Friday, November 18, 2011
Maturity, Defined
Certain people in my life have wound up on a list of people I would rather not see for one reason or another, the main reason being "too awkward." In my mind, they no longer exist. I don't wish them harm. They simply disappear. Vapor. Dust. Nothing.
Because of this very real scenario I've made up completely, I am overly surprised when I see one of these people walking around on this planet, still very much in existence.
So as I sat in the back of Starbucks, facing the front doors, I stiffened, gritted, and stage whispered to T, L's here. Then I turned my face to the window. Then I turned my face to the counter.

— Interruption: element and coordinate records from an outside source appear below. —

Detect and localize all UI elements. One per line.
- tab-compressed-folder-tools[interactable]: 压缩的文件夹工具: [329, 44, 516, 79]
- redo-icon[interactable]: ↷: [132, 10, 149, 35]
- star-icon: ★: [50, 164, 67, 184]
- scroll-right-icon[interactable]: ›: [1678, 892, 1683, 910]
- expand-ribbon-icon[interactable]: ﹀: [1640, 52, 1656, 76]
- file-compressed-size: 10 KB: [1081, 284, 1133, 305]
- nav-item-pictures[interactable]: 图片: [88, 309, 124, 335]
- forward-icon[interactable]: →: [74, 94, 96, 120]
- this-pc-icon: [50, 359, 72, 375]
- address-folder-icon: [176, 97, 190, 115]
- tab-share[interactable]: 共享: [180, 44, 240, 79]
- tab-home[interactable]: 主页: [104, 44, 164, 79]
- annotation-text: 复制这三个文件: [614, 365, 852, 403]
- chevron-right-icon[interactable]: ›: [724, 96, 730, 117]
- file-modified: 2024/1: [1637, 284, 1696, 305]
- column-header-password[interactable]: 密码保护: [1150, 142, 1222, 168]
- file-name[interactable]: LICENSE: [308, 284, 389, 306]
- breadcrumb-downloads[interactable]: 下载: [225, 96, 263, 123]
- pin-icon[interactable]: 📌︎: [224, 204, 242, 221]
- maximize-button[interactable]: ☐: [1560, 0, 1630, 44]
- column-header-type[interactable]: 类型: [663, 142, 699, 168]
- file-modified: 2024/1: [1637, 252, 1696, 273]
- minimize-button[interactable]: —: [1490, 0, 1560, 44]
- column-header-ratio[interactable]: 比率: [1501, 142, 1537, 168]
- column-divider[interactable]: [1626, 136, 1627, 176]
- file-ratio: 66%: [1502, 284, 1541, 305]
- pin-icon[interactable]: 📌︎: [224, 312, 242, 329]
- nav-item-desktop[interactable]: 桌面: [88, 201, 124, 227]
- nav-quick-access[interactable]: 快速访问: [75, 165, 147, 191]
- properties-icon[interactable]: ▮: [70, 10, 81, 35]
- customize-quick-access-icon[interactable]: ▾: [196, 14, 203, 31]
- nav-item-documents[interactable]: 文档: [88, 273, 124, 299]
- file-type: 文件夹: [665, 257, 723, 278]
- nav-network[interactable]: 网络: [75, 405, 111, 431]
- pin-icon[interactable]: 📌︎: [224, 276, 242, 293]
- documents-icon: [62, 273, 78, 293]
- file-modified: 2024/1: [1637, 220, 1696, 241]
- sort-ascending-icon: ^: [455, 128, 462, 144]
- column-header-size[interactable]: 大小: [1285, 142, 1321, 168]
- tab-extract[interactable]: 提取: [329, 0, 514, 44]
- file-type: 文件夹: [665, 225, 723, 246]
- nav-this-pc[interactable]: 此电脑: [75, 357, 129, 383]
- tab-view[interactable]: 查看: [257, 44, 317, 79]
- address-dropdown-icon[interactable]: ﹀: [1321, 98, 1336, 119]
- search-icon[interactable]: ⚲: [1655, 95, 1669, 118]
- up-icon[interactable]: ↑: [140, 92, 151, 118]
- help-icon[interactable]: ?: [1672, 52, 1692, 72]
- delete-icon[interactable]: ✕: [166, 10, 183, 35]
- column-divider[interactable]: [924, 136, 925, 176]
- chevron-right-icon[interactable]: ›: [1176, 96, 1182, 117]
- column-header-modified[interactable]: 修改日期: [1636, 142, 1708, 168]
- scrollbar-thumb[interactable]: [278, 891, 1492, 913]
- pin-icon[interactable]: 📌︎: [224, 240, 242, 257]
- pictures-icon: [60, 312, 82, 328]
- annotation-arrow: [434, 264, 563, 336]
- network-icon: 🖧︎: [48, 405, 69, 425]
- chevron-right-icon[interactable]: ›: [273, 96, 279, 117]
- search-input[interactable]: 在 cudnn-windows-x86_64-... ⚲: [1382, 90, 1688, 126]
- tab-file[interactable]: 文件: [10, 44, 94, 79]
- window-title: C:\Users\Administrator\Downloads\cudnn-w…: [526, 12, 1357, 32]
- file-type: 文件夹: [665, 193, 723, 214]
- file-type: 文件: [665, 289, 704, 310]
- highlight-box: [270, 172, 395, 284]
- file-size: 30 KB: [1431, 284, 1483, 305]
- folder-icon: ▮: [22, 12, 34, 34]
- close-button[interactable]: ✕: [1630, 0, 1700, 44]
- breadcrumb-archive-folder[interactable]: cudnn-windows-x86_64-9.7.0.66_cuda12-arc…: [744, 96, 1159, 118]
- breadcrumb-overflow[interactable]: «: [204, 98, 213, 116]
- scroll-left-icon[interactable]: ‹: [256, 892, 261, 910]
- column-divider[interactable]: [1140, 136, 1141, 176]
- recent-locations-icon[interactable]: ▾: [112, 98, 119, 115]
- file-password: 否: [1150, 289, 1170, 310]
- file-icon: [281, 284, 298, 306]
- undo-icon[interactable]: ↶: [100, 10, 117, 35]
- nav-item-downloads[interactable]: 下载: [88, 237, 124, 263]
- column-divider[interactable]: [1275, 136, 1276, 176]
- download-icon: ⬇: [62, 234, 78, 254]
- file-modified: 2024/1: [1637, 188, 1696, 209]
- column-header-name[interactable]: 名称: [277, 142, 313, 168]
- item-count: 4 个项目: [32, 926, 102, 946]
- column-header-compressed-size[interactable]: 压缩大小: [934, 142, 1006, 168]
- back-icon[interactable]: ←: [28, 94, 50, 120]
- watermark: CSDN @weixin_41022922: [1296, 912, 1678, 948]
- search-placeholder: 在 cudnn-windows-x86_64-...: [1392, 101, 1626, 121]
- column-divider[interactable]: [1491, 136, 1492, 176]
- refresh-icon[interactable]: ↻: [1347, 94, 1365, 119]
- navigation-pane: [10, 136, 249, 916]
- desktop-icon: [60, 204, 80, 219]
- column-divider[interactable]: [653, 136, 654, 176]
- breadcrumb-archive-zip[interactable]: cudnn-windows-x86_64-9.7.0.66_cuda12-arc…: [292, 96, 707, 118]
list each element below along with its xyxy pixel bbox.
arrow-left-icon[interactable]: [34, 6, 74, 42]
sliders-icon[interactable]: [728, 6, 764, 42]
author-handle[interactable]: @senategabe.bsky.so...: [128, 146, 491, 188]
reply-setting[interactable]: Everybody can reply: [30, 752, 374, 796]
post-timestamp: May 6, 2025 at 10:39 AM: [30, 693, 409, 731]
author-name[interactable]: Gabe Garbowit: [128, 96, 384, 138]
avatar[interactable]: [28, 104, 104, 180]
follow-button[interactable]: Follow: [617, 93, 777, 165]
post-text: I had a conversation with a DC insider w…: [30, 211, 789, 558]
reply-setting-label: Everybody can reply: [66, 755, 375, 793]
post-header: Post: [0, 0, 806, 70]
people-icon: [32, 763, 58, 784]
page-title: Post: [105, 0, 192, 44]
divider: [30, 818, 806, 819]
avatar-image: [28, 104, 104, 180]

Then I turned my face back to the window, realizing these were my only two options.
T goes, L? Like, L L?
I answer, Yes, L.
She was like, Do you want to sit here? Her back was facing the doors, but by this time, L was at the counter and had we stood up, she would surely look over.
I answered, Nope.
Then T offered these two suggestions of disguise:
1. Put your sunglasses on.
2. Do you want my hair tie to put your hair up?
I showed her my wrist which bore my own hair tie and answered, she's known me long enough to know what I look like in sunglasses and a pony tail.
I relied on my own disguise of "Invisibility." That means I willed myself to be invisible, much in the same way children do when they think no one else can see them if they close their eyes. Instead of closing my eyes, however, (I'm not a child!), I tossed back the miniscule drop of what was left in my coffee cup timed perfectly to coincide when L walked by us. Apparently, she hasn't known me long enough to know what I look like while drinking out of a paper cup.
Either my amazing disguise worked or she chose to do much of the same thing I was doing--pretend it wasn't happening.
T, doing her best not to call attention to us, waited until she walked towards the doors to ask what she looked like now. I was like, much of the same. T got up and walked towards the front of the shop to see her and came back with, She drives a Mercedes?
I was like, No, and that means that totally was not her at all.
So she went back for a second look and came back with, No, it was her and she's driving a Volvo.
And then, flying by the window came L in her Volvo, looking exactly the same as I remember her when we used to hang out, her Starbucks in her cupholder, eyes on the road, making sure she didn't catch one more glimpse of me. Hmph, now that's mature.